Trois semaines après le début de l’hospitalisation, Mr Raspail devient agressif avec l’équipe soignante, essaie de se débrancher de la machine de dialyse, il ne reconnait pas l’infirmière qu’il accuse de vouloir le tuer. Il développe ensuite progressivement en quelques heures des troubles de la conscience. Le médecin prescrit un scanner cérébral en urgence. L’infirmière qui s’occupait de Mr Raspail pendant la dialyse ne comprend pas pourquoi ce scanner serait réalisé, compte tenu du souhait du patient de mourir. Sa collègue de salle est d’accord avec elle.
Une étudiante infirmière de 1ère année comprend la démarche, compte tenu de la dégradation rapide de l’état de conscience, et dit tout bas qu’elle est contre l’euthanasie. Un aide-soignant qui l’entend lui rétorque qu’elle n’a rien compris à la vie et qu’il serait temps de la légaliser. La famille est prévenue de l’aggravation par le médecin mais ils ne pourront pas se déplacer tout de suite et laissent la consigne de ne pas s’acharner.
Le résultat du scanner montre un hématome sous dural chronique avec des signes de saignement récent. Il existe une indication d’évacuation neurochirurgicale. Les avis dans le service sont partagés et passionnés. La cadre de santé du service demande au médecin de mettre en place une procédure collégiale pour décider d’une limitation des soins.
Le médecin accepte mais décide que la réunion collégiale n’aura lieu qu’au retour de l’intervention neurochirurgicale. L’équipe de soin est particulièrement mal à l’aise suite à cette décision. Trois avis se dessinent, les professionnels qui considèrent que cette décision est inacceptable et que chacun a le droit d’être protégé contre toute obstination déraisonnable, ceux qui pensent que le médecin aurait dû procéder depuis longtemps à une euthanasie, conformément à la demande du malade et ceux qui considèrent qu’il faut protéger la vie à tout prix.

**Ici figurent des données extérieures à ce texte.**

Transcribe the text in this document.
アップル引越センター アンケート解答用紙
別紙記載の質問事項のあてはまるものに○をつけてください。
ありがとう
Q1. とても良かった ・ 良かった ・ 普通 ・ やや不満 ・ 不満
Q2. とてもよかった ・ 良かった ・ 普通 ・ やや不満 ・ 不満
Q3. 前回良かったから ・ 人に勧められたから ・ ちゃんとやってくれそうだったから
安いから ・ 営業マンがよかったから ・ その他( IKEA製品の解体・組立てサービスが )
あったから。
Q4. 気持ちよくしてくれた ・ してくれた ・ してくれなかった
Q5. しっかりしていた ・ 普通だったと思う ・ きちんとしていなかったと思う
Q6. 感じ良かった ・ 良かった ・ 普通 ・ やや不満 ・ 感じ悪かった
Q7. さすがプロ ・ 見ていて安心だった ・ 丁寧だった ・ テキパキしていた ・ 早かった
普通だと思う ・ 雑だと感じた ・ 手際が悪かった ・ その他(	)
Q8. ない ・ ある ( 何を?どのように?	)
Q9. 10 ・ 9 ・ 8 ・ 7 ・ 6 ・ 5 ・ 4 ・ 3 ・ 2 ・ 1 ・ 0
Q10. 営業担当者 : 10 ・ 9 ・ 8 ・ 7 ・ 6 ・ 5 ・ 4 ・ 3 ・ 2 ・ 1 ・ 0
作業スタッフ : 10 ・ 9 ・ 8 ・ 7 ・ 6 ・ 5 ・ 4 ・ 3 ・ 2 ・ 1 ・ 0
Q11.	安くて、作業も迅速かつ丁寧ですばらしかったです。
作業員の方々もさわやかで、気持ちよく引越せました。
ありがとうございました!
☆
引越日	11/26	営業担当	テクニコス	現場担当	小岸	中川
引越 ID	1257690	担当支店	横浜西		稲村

Finalement, le médecin décide d’organiser en urgence la réunion collégiale.
Analysez cette situation clinique en répondant aux questions suivantes :
1). Identifiez les personnes concernées par la situation clinique (1,75 pt)
2). A partir des éléments du texte, identifiez et analysez les éléments significatifs pour chacune de ces personnes (6 pts)
3). Citez les éléments en tension et/ou bloquants à prendre en compte dans cette situation clinique (1 pt)
4). Concernant la situation clinique :
a. Identifiez et expliquez les concepts (philosophiques et/ou moraux et/ou juridiques et/ou déontologiques, cf Code de déontologie des infirmiers) à prendre en compte dans le processus d’analyse de cette situation clinique (6,75 pts)
b. Expliquez-la ou les propositions qui pourraient être envisagées et argumentez pour chacune d’elle leur pertinence (2,25 pts)
5). Identifiez et argumentez 2 critères de l’Ethique de la discussion qui illustrent le fonctionnement de votre groupe (1 pt)
6). Présentation du travail. (Orthographe, syntaxe, vocabulaire professionnel : 0,5 pt) (Bibliographie, sources documentaires : 0,75 pt).